The platform team defines infrastructure stacks in Cycloid, ensuring consistency across environments. These configurations are stored in Cycloid’s GitHub private repository and can be deployed using predefined modules via the UI.
Cycloid’s stack pipeline runs Terraform with built-in governance, making sure that infrastructure deployments follow predefined policies. This means that teams don’t have to manually enforce security rules, cost limits, or instance configurations; everything is checked automatically before provisioning. The pipeline applies standard practices for instance sizing, network configurations, and tagging, reducing misconfigurations and ensuring compliance across all the environments.
Developers can use Cycloid’s pipeline-driven workflow to deploy infrastructure directly without writing Terraform configurations. The UI provides cost estimates before deployment, and teams can track spending across projects in Cycloid’s dashboard.
Cycloid also offers additional features like cloud carbon footprint tracking and deeper cost visibility to help organizations maintain sustainable and optimized cloud spending.
Once the configurations are set, Cycloid automatically runs a pipeline to deploy the infrastructure.
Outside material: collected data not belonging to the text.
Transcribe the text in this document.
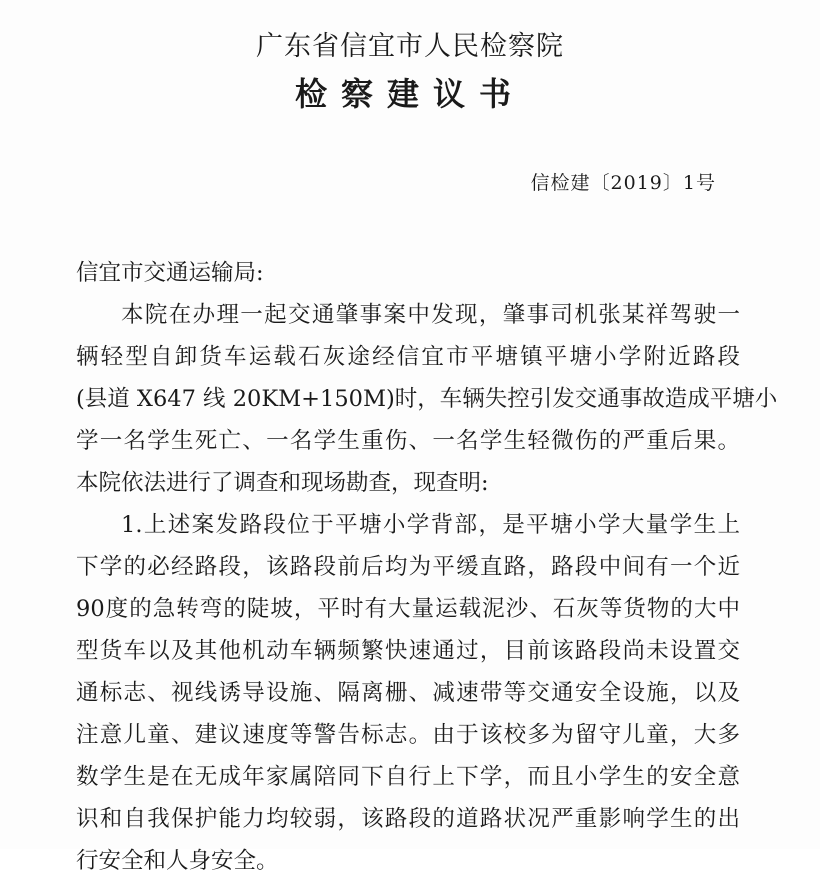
广东省信宜市人民检察院
检察建议书
信检建〔2019〕1号
信宜市交通运输局:
本院在办理一起交通肇事案中发现，肇事司机张某祥驾驶一
辆轻型自卸货车运载石灰途经信宜市平塘镇平塘小学附近路段
(县道 X647 线 20KM+150M)时，车辆失控引发交通事故造成平塘小
学一名学生死亡、一名学生重伤、一名学生轻微伤的严重后果。
本院依法进行了调查和现场勘查，现查明:
1.上述案发路段位于平塘小学背部，是平塘小学大量学生上
下学的必经路段，该路段前后均为平缓直路，路段中间有一个近
90度的急转弯的陡坡，平时有大量运载泥沙、石灰等货物的大中
型货车以及其他机动车辆频繁快速通过，目前该路段尚未设置交
通标志、视线诱导设施、隔离栅、减速带等交通安全设施，以及
注意儿童、建议速度等警告标志。由于该校多为留守儿童，大多
数学生是在无成年家属陪同下自行上下学，而且小学生的安全意
识和自我保护能力均较弱，该路段的道路状况严重影响学生的出
行安全和人身安全。
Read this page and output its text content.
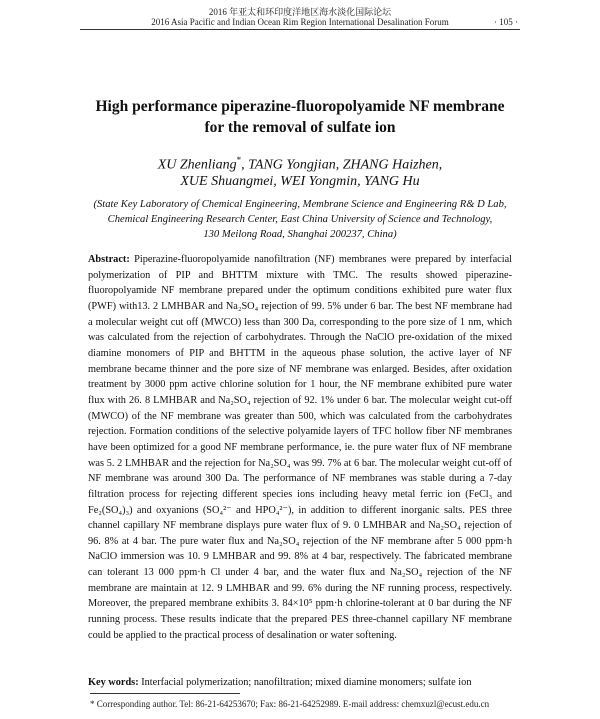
2016 年亚太和环印度洋地区海水淡化国际论坛
2016 Asia Pacific and Indian Ocean Rim Region International Desalination Forum	· 105 ·
High performance piperazine-fluoropolyamide NF membrane
for the removal of sulfate ion
XU Zhenliang*, TANG Yongjian, ZHANG Haizhen,
XUE Shuangmei, WEI Yongmin, YANG Hu
(State Key Laboratory of Chemical Engineering, Membrane Science and Engineering R& D Lab,
Chemical Engineering Research Center, East China University of Science and Technology,
130 Meilong Road, Shanghai 200237, China)
Abstract: Piperazine-fluoropolyamide nanofiltration (NF) membranes were prepared by interfacial polymerization of PIP and BHTTM mixture with TMC. The results showed piperazine-fluoropolyamide NF membrane prepared under the optimum conditions exhibited pure water flux (PWF) with13. 2 LMHBAR and Na₂SO₄ rejection of 99. 5% under 6 bar. The best NF membrane had a molecular weight cut off (MWCO) less than 300 Da, corresponding to the pore size of 1 nm, which was calculated from the rejection of carbohydrates. Through the NaClO pre-oxidation of the mixed diamine monomers of PIP and BHTTM in the aqueous phase solution, the active layer of NF membrane became thinner and the pore size of NF membrane was enlarged. Besides, after oxidation treatment by 3000 ppm active chlorine solution for 1 hour, the NF membrane exhibited pure water flux with 26. 8 LMHBAR and Na₂SO₄ rejection of 92. 1% under 6 bar. The molecular weight cut-off (MWCO) of the NF membrane was greater than 500, which was calculated from the carbohydrates rejection. Formation conditions of the selective polyamide layers of TFC hollow fiber NF membranes have been optimized for a good NF membrane performance, ie. the pure water flux of NF membrane was 5. 2 LMHBAR and the rejection for Na₂SO₄ was 99. 7% at 6 bar. The molecular weight cut-off of NF membrane was around 300 Da. The performance of NF membranes was stable during a 7-day filtration process for rejecting different species ions including heavy metal ferric ion (FeCl₃ and Fe₂(SO₄)₃) and oxyanions (SO₄²⁻ and HPO₄²⁻), in addition to different inorganic salts. PES three channel capillary NF membrane displays pure water flux of 9. 0 LMHBAR and Na₂SO₄ rejection of 96. 8% at 4 bar. The pure water flux and Na₂SO₄ rejection of the NF membrane after 5 000 ppm·h NaClO immersion was 10. 9 LMHBAR and 99. 8% at 4 bar, respectively. The fabricated membrane can tolerant 13 000 ppm·h Cl under 4 bar, and the water flux and Na₂SO₄ rejection of the NF membrane are maintain at 12. 9 LMHBAR and 99. 6% during the NF running process, respectively. Moreover, the prepared membrane exhibits 3. 84×10⁵ ppm·h chlorine-tolerant at 0 bar during the NF running process. These results indicate that the prepared PES three-channel capillary NF membrane could be applied to the practical process of desalination or water softening.
Key words: Interfacial polymerization; nanofiltration; mixed diamine monomers; sulfate ion
* Corresponding author. Tel: 86-21-64253670; Fax: 86-21-64252989. E-mail address: chemxuzl@ecust.edu.cn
It pulls the Terraform stack, executes a terraform plan step to generate an execution plan, and then applies the changes to provision resources.
The pipeline ensures deployments follow a structured process without requiring manual intervention. It also manages Terraform state to keep track of existing resources and prevent conflicts. This automated workflow makes infrastructure provisioning more predictable while keeping costs in check as well.
With real-time cost estimation, teams can compare instance types or adjust configurations before deployment to balance cost and performance. Once the resource configuration is finalized, it can be deployed directly from Cycloid, making sure that infrastructure changes are cost-optimized before affecting the cloud environment.
By integrating cost estimation with provisioning and ongoing cost tracking, Cycloid makes sure that cloud cost management is proactive rather than reactive. Instead of relying on post-deployment budgets and alerts, teams can optimize cloud spending at the time of provisioning, ensuring predictable and well-managed cloud costs.
Do you want to take control of your cloud costs before deploying to the infrastructure? Try Cycloid now and make every resource count.
Till now, you should have a clear understanding of how misconfigurations and unmanaged resources lead to high cloud costs. We covered how platform engineering, cost monitoring, and Cycloid help control expenses. By following these practices, teams can optimize cloud spending and avoid unexpected charges.
Cloud costs can be controlled by right-sizing resources, setting budgets and alerts, automating scaling, and regularly reviewing usage to eliminate waste. Using Infrastructure as Code (IaC) helps standardize provisioning and prevent over-allocation.
To save cloud costs, avoid idle resources, use cost-effective storage options, and leverage discounts like reserved and spot instances. Implement automation to scale resources only when needed.
Azure costs can be controlled by setting up Azure Cost Management, enabling budgets and alerts, using reserved instances, and optimizing virtual machines and storage based on usage patterns.
Azure Cost Management is a built-in tool that helps track, analyze, and optimize cloud spending in Azure. It provides reports, cost alerts, and recommendations to manage expenses effectively.